Other little “tid-bits” to glean along the way in today’s reading:


10:1-42 – Notice in this chapter the three places that are described, and the three things we are to do in each:

      1) The harvest field (10:1-24): Represent Him.

      2) The highway (10:25-37): Model Him.

      3) The home (10:38-42): Worship Him.


10:23-24 – I hope this is the way you feel about the things the Lord has graciously allowed you to see in His Word and be a part of in His kingdom.


11:1 – It is interesting that the disciples heard Jesus preach the greatest sermons that have ever been preached, but they never said, “Lord, teach us to preach.”  They saw Him perform the most incredible miracles that have ever been performed, but they never said, “Lord, teach us to do miracles.” But they heard Him pray, and couldn’t help but ask, “Lord, teach us to pray.”  What a connection He must have had.  What an intimacy they must have witnessed.  May we learn what it really is to pray.

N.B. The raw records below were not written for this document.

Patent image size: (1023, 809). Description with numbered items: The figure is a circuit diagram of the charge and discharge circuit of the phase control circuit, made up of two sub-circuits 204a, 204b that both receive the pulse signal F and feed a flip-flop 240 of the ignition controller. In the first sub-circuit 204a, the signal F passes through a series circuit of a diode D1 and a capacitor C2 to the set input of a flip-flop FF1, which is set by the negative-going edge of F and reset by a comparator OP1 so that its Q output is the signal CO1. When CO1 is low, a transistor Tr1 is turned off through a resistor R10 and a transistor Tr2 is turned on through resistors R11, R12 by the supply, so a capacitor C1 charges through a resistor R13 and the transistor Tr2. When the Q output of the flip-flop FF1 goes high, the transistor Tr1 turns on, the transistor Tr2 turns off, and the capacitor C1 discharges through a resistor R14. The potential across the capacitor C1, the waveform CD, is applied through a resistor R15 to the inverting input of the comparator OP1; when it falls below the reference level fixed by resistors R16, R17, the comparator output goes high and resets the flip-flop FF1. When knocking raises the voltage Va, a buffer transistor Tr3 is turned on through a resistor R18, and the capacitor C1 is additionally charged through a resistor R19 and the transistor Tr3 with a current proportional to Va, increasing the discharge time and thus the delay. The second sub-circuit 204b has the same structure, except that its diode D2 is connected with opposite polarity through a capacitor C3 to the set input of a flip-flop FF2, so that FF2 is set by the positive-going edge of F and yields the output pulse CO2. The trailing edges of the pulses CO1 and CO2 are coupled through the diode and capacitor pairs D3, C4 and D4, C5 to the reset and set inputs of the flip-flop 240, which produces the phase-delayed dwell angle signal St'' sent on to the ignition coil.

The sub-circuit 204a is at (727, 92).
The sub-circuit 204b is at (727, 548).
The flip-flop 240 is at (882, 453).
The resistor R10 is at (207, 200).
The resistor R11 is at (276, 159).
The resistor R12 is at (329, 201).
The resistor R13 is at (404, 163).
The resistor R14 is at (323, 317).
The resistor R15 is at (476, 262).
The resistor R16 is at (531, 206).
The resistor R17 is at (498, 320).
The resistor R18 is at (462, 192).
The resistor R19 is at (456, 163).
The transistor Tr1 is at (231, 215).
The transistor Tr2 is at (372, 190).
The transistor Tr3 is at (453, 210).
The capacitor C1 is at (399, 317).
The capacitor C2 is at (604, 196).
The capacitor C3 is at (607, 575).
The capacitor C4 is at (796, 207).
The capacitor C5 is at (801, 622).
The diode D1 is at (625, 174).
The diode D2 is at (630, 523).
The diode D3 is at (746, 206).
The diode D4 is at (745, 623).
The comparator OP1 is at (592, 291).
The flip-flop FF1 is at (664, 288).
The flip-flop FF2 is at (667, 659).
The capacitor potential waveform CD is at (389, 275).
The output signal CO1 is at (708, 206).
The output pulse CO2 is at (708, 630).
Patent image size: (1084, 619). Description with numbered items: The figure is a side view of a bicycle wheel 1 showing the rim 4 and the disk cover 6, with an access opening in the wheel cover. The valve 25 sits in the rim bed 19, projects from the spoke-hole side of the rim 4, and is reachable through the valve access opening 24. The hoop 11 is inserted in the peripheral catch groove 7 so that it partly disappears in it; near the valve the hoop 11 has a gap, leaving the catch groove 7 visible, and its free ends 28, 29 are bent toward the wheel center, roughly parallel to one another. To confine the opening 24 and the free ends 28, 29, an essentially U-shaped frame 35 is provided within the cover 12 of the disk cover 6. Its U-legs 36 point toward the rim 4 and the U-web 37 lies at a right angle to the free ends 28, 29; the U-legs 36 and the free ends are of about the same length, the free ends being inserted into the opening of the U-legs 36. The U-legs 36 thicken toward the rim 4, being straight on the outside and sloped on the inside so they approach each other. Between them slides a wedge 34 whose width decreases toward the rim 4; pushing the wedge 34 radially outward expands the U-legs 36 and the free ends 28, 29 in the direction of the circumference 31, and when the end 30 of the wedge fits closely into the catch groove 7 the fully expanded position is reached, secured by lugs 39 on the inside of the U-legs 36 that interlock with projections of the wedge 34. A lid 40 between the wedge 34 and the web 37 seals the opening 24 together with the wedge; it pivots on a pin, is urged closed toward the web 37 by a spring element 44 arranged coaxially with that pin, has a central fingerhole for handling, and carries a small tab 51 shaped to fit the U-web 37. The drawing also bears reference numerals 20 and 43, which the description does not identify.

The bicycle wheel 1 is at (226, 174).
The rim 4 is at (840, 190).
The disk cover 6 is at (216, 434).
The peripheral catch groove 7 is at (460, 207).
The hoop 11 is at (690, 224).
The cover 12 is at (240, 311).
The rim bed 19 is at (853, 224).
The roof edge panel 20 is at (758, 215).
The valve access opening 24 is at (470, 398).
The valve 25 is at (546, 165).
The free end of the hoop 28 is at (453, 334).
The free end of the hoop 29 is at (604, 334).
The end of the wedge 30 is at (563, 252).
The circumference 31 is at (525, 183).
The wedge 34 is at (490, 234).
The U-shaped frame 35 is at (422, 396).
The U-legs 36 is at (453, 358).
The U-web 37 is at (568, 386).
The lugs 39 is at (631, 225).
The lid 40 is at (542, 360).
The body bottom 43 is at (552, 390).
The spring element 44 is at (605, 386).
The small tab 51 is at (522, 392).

11:24-26 – The application of these verses to us is to constantly realize that it is not enough that we be set apart FROM the world, but that we be set apart UNTO God (John 17:11-17).  It is not enough that we put OFF the OLD man, but that we put ON the NEW man (Eph. 4:22-24; Col. 3:8-14).  It is not enough that we no longer SERVE SIN, but that we SERVE RIGHTEOUSNESS (Rom. 6:17-18).